Apoios de emergência cobrem apenas 42% das necessidades da população após sismos
A ONU afirmou hoje que a resposta de emergência enviada para a Venezuela na sequência dos sismos de junho já alcançou mais de 207 mil pessoas, mas cobre apenas 42% das necessidades dos venezuelanos.
Em comunicado, o Escritório das Nações Unidas para a Coordenação de Assuntos Humanitários (OCHA) estimou que a resposta conjunta concertada entre a ONU, governos e sociedade civil alcançou mais de 207 mil pessoas até o final de julho.

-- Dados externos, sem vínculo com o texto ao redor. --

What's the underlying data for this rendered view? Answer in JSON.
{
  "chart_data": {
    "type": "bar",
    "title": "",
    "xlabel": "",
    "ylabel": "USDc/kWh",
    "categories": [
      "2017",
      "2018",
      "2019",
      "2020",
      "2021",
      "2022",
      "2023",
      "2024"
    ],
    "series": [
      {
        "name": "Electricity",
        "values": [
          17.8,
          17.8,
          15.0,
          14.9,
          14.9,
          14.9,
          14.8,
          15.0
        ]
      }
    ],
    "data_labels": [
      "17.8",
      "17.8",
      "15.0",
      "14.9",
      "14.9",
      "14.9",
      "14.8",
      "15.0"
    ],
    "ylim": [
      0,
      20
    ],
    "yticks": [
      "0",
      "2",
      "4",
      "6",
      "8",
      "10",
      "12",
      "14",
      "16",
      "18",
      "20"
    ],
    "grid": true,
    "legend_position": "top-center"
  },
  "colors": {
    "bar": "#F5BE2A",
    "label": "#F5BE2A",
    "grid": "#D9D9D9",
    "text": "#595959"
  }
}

Os Estados Unidos são os principais doadores de apoio à Venezuela, com cerca de 270 milhões de dólares (cerca de 233,8 milhões de euros ao câmbio atual), seguidos pela União Europeia (UE) com 31,6 milhões de euros, do Fundo Central de Resposta de Emergência da ONU com 14,7 milhões de euros e da Suíça com 9,7 milhões de euros.
Ainda assim, o porta-voz do secretário-geral da ONU, Stéphane Dujarric, alertou para o financiamento insuficiente e reforçou o apelo para mais apoio internacional, para que as organizações prossigam com os seus esforços no terreno nos próximos meses.
Segundo a ONU, este apoio é particularmente importante face aos impactos provocados pelos sismos num país que já apresentava sinais humanitários graves.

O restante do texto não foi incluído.